“Oh What a Lovely War”
Last week we went to see “O What a Lovely War”, given by a most accomplished amateur group in the Newman Hall, Henleaze. It is a satire on World War I and, by extension, on war in general. The show combines genuine pathos with rip roaring music hall songs. I first saw it at the age of 18 in the West End and was much impressed. It was a shock to hear the grim data on casualties, the result of asinine incompetence by generals and politicians.
This time I came away applauding the production but aware of how dated the piece is. It was part of the social revolution of the 1960’s, decrying the class system. I now know very much more about that war and I think the piece was partly a stick to beat the “upper classes”.
When the First World War finished the German civilian population was starving and bankrupt, and over half a million had died as a result of the Allied naval blockade.

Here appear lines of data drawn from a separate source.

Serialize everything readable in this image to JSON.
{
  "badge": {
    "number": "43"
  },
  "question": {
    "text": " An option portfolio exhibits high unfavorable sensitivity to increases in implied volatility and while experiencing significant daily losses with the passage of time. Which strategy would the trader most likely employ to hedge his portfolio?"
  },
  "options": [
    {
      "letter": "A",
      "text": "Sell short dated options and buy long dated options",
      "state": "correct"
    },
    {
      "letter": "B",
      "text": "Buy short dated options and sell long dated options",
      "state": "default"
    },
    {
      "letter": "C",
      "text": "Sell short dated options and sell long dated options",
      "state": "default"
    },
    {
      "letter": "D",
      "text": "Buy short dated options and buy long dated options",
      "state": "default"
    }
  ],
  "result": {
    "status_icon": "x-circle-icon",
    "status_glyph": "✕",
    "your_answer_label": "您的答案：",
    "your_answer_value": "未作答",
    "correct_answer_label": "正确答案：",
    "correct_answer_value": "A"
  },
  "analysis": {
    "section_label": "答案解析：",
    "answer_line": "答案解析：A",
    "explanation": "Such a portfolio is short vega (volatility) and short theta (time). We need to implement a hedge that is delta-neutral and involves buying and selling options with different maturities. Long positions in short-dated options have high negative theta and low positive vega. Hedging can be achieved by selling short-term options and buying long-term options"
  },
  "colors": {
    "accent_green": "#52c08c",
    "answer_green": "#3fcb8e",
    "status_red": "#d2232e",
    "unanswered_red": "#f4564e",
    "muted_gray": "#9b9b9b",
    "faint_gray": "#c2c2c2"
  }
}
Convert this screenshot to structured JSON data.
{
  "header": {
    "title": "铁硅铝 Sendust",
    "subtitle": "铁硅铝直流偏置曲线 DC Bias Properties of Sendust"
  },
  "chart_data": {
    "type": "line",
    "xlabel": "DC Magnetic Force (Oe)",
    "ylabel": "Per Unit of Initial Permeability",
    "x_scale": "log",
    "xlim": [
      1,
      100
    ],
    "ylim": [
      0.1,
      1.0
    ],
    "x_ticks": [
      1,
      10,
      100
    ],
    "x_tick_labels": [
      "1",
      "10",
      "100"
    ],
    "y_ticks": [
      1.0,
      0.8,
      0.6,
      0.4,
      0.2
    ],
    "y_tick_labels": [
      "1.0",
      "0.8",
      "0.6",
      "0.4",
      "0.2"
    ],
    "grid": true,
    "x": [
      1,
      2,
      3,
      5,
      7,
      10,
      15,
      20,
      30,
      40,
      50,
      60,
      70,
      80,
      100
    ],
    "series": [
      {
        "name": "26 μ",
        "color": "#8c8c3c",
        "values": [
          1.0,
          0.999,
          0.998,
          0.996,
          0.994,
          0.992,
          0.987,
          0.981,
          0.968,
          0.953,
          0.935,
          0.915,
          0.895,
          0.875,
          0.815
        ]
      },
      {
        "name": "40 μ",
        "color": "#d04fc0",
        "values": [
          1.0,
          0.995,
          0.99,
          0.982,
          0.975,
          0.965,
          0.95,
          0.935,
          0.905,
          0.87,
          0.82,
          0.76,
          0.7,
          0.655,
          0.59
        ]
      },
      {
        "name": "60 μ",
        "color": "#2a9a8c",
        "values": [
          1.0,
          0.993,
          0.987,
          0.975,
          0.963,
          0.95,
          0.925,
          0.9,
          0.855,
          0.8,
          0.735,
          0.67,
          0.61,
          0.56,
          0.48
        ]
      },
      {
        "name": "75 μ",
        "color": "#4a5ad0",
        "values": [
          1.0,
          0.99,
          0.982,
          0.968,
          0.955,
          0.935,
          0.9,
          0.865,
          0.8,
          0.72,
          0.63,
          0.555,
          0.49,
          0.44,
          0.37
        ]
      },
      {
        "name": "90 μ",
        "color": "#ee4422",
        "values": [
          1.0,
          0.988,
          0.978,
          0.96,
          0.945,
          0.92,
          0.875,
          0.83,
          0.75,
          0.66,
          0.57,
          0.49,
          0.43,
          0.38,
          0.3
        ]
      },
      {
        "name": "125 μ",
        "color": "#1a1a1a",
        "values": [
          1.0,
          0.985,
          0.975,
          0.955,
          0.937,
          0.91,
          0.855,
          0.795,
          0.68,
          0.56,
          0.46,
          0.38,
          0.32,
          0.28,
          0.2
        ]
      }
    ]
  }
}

Commonsense and Christian charity suggest that we should be magnanimous and forgiving after victory. But after the war we punished Germany and imposed severe reparations through the Treaty of Versailles. Alas, this was fertile ground for fanatics like Adolf Hitler. The result was not peace but, as one French general put it, a twenty year armistice between wars.
A lesson here is that one should always look at the other person’s views. This was brought home to me a few years ago when I was showing some German students around Falfield parish church. I drew attention to the war memorial and remarked that as always there were at least twice as many dead listed from the First World War than the Second. One girl replied: “It’s the other way round on German war memorials.”